C elegans will achieve its place in history because it was chosen to be a so-called model organism. Along with fruit flies, zebra fish and mice it was to be studied in depth to reveal the basic principles of life.

An organism's collection of genes is called its genome. The human genome consists of about 100,000 genes - strands of DNA that make proteins. It is the proteins working together that make us what we are.

[ image: C elegans has 17,000 genes]
C elegans has 17,000 genes
Compared to humans, C elegans is simple and therefore appeals to scientists. It has only 17,000 genes, but it is "a little gold mine", according to Dr Cynthia Kenyon of the University of California. "Basically it is an animal that does everything animals do."

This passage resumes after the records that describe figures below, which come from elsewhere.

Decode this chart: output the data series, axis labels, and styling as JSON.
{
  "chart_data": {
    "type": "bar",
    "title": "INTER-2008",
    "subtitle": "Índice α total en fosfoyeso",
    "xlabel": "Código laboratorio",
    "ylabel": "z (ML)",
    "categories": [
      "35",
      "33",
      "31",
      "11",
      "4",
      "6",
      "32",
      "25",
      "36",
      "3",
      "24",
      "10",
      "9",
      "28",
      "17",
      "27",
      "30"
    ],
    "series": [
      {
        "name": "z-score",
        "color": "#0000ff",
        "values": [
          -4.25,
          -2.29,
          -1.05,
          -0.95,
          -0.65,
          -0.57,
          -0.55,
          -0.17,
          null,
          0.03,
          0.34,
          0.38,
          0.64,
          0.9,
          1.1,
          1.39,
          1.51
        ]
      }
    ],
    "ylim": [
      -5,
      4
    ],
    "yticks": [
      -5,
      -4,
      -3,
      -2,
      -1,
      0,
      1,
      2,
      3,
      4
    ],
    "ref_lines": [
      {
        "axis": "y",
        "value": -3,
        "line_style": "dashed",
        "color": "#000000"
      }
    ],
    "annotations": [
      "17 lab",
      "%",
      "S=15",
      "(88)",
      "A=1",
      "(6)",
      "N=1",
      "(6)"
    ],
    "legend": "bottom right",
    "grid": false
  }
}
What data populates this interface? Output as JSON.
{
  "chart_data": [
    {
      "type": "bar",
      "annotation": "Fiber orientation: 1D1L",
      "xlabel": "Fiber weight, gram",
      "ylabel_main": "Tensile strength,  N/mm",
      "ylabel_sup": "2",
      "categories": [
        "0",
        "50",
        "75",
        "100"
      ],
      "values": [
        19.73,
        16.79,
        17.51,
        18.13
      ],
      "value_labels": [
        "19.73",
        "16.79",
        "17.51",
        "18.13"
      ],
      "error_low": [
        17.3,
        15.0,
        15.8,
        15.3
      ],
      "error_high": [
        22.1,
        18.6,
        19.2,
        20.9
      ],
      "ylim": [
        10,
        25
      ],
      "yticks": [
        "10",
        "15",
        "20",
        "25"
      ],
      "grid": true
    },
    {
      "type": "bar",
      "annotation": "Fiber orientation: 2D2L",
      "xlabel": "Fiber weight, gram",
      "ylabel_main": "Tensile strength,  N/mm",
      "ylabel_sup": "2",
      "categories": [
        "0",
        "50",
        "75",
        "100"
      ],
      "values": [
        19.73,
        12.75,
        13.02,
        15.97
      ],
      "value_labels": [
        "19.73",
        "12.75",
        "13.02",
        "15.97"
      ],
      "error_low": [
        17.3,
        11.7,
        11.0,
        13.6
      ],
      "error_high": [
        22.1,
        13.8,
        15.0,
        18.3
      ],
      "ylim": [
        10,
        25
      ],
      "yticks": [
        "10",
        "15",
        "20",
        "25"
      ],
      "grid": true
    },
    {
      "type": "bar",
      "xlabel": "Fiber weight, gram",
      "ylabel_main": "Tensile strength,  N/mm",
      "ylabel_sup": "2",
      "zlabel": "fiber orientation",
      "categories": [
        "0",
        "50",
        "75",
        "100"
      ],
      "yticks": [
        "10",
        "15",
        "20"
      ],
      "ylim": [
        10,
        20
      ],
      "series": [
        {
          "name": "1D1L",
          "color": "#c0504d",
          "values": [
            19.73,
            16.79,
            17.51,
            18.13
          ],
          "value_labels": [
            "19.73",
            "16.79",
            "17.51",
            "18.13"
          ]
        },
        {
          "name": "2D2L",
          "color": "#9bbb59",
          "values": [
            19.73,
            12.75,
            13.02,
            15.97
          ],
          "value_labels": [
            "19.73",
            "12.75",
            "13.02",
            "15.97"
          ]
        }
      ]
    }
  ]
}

What makes the tiny worm so fascinating is that it is made of exactly 959 cells and each cell has a name.

C elegans may be just a worm but its kinship to humans is breathtaking. Most human genes that have been discovered have a counterpart in this tiny worm.

[ image: The worm's mouth]
The worm's mouth
Within weeks scientists will have the entire genetic blueprint of C elegans.

It will not be the first time that they have obtained the entire genome of a living thing but C elegans will be the first multi-celled creature to be genetically decoded.

C elegans is not alone in having its entire genetic code unravelled. At the moment perhaps 25 organisms have been decoded. By the end of the century we may have the complete genetic codes for perhaps 40 lifeforms.